China’s president vows to step up war planning, urges army combat improvement

Chinese President Xi Jinping has called on the People’s Liberation Army (PLA) to improve its combat readiness in order to be able to “win any war”. He made the remarks after meeting with the military command responsible for operations in the Taiwan Strait.

Speaking to soldiers at the PLA’s Eastern Theater Command headquarters in Nanjing on Thursday, Xi hailed their “significant contributions” in safeguarding China’s sovereignty and urged for “vigilance against potential dangers.”

“It is imperative for us to deepen planning on war and combat, upgrade the joint system of theater commands, focus on actual combat training and improve our ability to win any war,” the president said following an inspection of the command headquarters.

The Eastern Theater Command is largely focused on the East China Sea and the Taiwan Strait, and would be tasked with conducting major operations against Taipei in the event of a hot conflict.

Over the last year, the command has carried out several rounds of live-fire drills in the waters and airspace around Taiwan, including a three-day exercise in April after Taiwanese leader Tsai Ing-wen met with senior US officials.
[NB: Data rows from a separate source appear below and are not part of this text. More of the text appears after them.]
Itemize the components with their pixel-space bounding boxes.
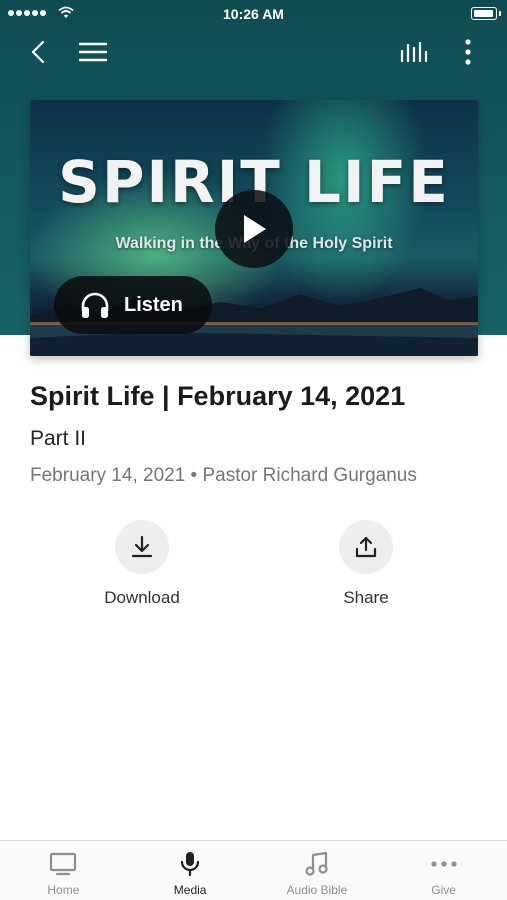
listen-label: Listen (124, 293, 183, 316)
play-icon (244, 215, 266, 243)
listen-button[interactable]: Listen (54, 276, 212, 334)
download-icon (131, 535, 153, 558)
chevron-left-icon (31, 40, 45, 64)
tab-audio-bible[interactable]: Audio Bible (254, 841, 381, 900)
back-button[interactable] (22, 36, 54, 68)
battery-icon (471, 7, 501, 20)
download-icon-circle (115, 520, 169, 574)
tab-home-label: Home (47, 883, 80, 897)
sermon-part: Part II (30, 427, 87, 450)
status-bar: 10:26 AM (0, 0, 507, 28)
microphone-icon (181, 852, 200, 877)
audio-levels-icon (400, 41, 428, 63)
hamburger-menu-icon (79, 42, 107, 62)
tab-give-label: Give (431, 883, 456, 897)
share-label: Share (343, 588, 389, 607)
status-time: 10:26 AM (223, 6, 284, 22)
tab-give[interactable]: Give (380, 841, 507, 900)
tv-icon (50, 852, 77, 876)
download-button[interactable]: Download (72, 520, 212, 608)
music-note-icon (305, 851, 328, 876)
tab-media-label: Media (173, 883, 207, 897)
tab-home[interactable]: Home (0, 841, 127, 900)
share-button[interactable]: Share (296, 520, 436, 608)
sermon-artwork: SPIRIT LIFE Walking in the Way of the Ho… (30, 100, 478, 356)
play-button[interactable] (215, 190, 293, 268)
headphones-icon (81, 292, 109, 318)
audio-levels-button[interactable] (398, 36, 430, 68)
tab-media[interactable]: Media (127, 841, 254, 900)
share-icon (355, 536, 377, 558)
share-icon-circle (339, 520, 393, 574)
menu-button[interactable] (77, 36, 109, 68)
vertical-dots-icon (465, 39, 471, 65)
sermon-title: Spirit Life | February 14, 2021 (30, 381, 406, 411)
tab-bar: Home Media Audio Bible Give (0, 840, 507, 900)
more-dots-icon (431, 861, 457, 867)
sermon-meta: February 14, 2021 • Pastor Richard Gurga… (30, 465, 417, 486)
tab-audio-bible-label: Audio Bible (286, 883, 348, 897)
more-options-button[interactable] (452, 36, 484, 68)
download-label: Download (104, 588, 180, 607)
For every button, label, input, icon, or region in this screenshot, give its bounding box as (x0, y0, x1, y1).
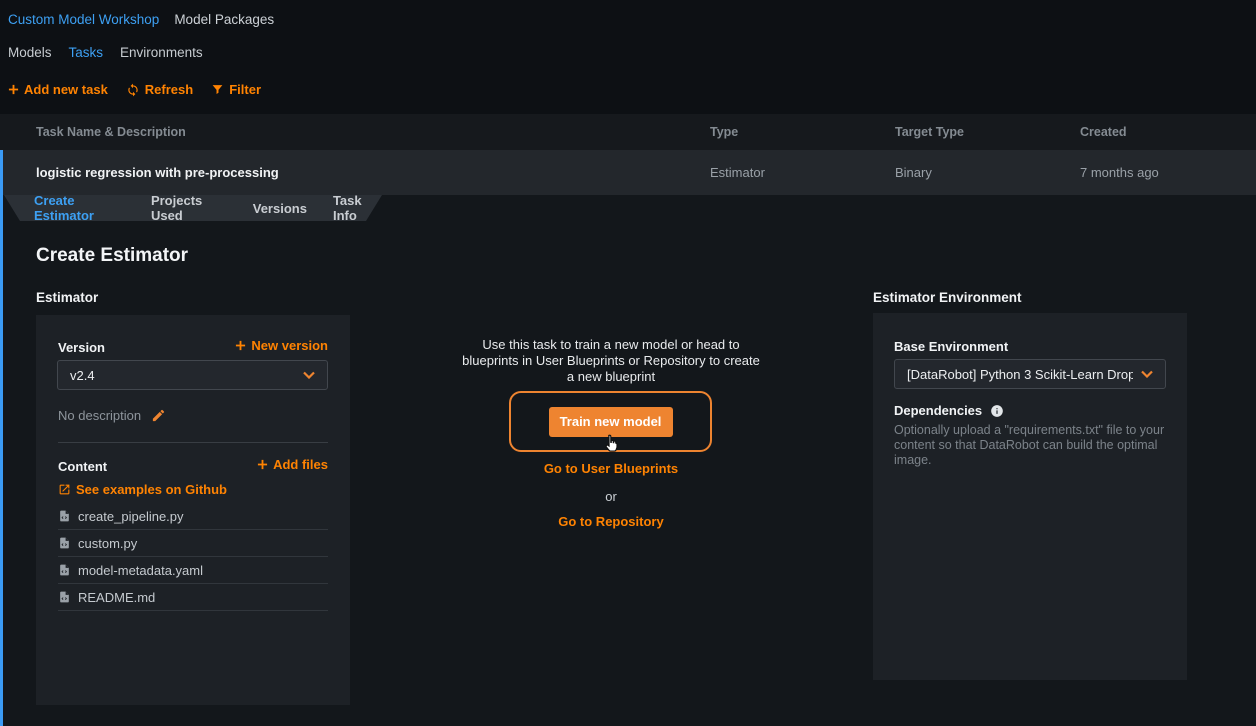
github-examples-link[interactable]: See examples on Github (58, 482, 227, 497)
go-to-repository-link-wrap: Go to Repository (430, 514, 792, 529)
dependencies-hint-line1: Optionally upload a "requirements.txt" f… (894, 423, 1172, 438)
base-environment-select[interactable]: [DataRobot] Python 3 Scikit-Learn Drop..… (894, 359, 1166, 389)
go-to-repository-link[interactable]: Go to Repository (558, 514, 663, 529)
add-files-button[interactable]: Add files (257, 457, 328, 472)
train-new-model-button[interactable]: Train new model (549, 407, 673, 437)
nav-tab-environments[interactable]: Environments (120, 45, 203, 60)
task-target-type: Binary (895, 150, 932, 195)
code-file-icon (58, 536, 71, 550)
column-created: Created (1080, 114, 1127, 150)
go-to-user-blueprints-link-wrap: Go to User Blueprints (430, 461, 792, 476)
estimator-section-label: Estimator (36, 290, 98, 305)
plus-icon (8, 84, 19, 95)
environment-card: Base Environment [DataRobot] Python 3 Sc… (873, 313, 1187, 680)
task-detail-tabs: Create Estimator Projects Used Versions … (4, 195, 382, 221)
plus-icon (257, 459, 268, 470)
breadcrumb-custom-model-workshop[interactable]: Custom Model Workshop (8, 12, 159, 27)
table-row[interactable]: logistic regression with pre-processing … (0, 150, 1256, 195)
train-description-text: Use this task to train a new model or he… (430, 337, 792, 385)
code-file-icon (58, 509, 71, 523)
selected-row-accent (0, 150, 3, 726)
new-version-button[interactable]: New version (235, 338, 328, 353)
tab-create-estimator[interactable]: Create Estimator (34, 193, 125, 223)
file-item-readme[interactable]: README.md (58, 584, 328, 611)
estimator-card-divider (58, 442, 328, 443)
version-label: Version (58, 340, 105, 355)
breadcrumb-model-packages[interactable]: Model Packages (174, 12, 274, 27)
nav-tab-tasks[interactable]: Tasks (69, 45, 104, 60)
task-type: Estimator (710, 150, 765, 195)
add-new-task-button[interactable]: Add new task (8, 82, 108, 97)
custom-model-workshop-screen: Custom Model Workshop Model Packages Mod… (0, 0, 1256, 726)
column-task-name: Task Name & Description (36, 114, 186, 150)
external-link-icon (58, 483, 71, 496)
go-to-user-blueprints-link[interactable]: Go to User Blueprints (544, 461, 678, 476)
code-file-icon (58, 563, 71, 577)
train-highlight-outline: Train new model (509, 391, 712, 452)
nav-tab-models[interactable]: Models (8, 45, 52, 60)
plus-icon (235, 340, 246, 351)
no-description-text: No description (58, 408, 166, 423)
version-select[interactable]: v2.4 (57, 360, 328, 390)
task-name: logistic regression with pre-processing (36, 150, 279, 195)
dependencies-hint-line2: content so that DataRobot can build the … (894, 438, 1172, 468)
column-type: Type (710, 114, 738, 150)
content-label: Content (58, 459, 107, 474)
file-item-create-pipeline[interactable]: create_pipeline.py (58, 503, 328, 530)
file-item-custom[interactable]: custom.py (58, 530, 328, 557)
dependencies-label: Dependencies (894, 403, 982, 418)
environment-section-label: Estimator Environment (873, 290, 1022, 305)
edit-pencil-icon[interactable] (151, 408, 166, 423)
info-icon[interactable] (990, 404, 1004, 418)
tab-versions[interactable]: Versions (253, 201, 307, 216)
file-item-model-metadata[interactable]: model-metadata.yaml (58, 557, 328, 584)
base-environment-label: Base Environment (894, 339, 1008, 354)
code-file-icon (58, 590, 71, 604)
refresh-button[interactable]: Refresh (126, 82, 193, 97)
or-text: or (430, 489, 792, 504)
tab-projects-used[interactable]: Projects Used (151, 193, 227, 223)
chevron-down-icon (1141, 370, 1153, 378)
task-table-header: Task Name & Description Type Target Type… (0, 114, 1256, 150)
chevron-down-icon (303, 371, 315, 379)
breadcrumb: Custom Model Workshop Model Packages (8, 12, 274, 27)
column-target-type: Target Type (895, 114, 964, 150)
task-toolbar: Add new task Refresh Filter (8, 82, 261, 97)
filter-button[interactable]: Filter (211, 82, 261, 97)
estimator-card: Version New version v2.4 No description … (36, 315, 350, 705)
workshop-nav-tabs: Models Tasks Environments (8, 45, 203, 60)
dependencies-header: Dependencies (894, 403, 1004, 418)
filter-icon (211, 83, 224, 96)
page-title: Create Estimator (36, 245, 188, 267)
task-created: 7 months ago (1080, 150, 1159, 195)
refresh-icon (126, 83, 140, 97)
Last August also saw unprecedented wargames, including drills for a full blockade of the island, in retaliation for a meeting with then-US House Speaker Nancy Pelosi.

Xi went on to warn that the world had entered a “new period of turmoil and change,” stressing that China must improve its military readiness as its security situation is “increasingly unstable and uncertain.” Though he did not cite any country by name, Beijing has repeatedly denounced the US military presence in the Asia-Pacific, including regular “freedom of navigation” transits through the Taiwan Strait by American warships.

Under its One-China policy, Beijing considers Taiwan to be part of its sovereign territory, maintaining that it strives for peaceful reunification, while refusing to renounce the right to use force if necessary.

Though Taipei has never formally declared its independence and Washington does not recognize Taiwan as an independent state, the US regularly holds high-level meetings with Taiwanese officials and has approved billions of dollars in arms sales in recent years, triggering Beijing’s ire.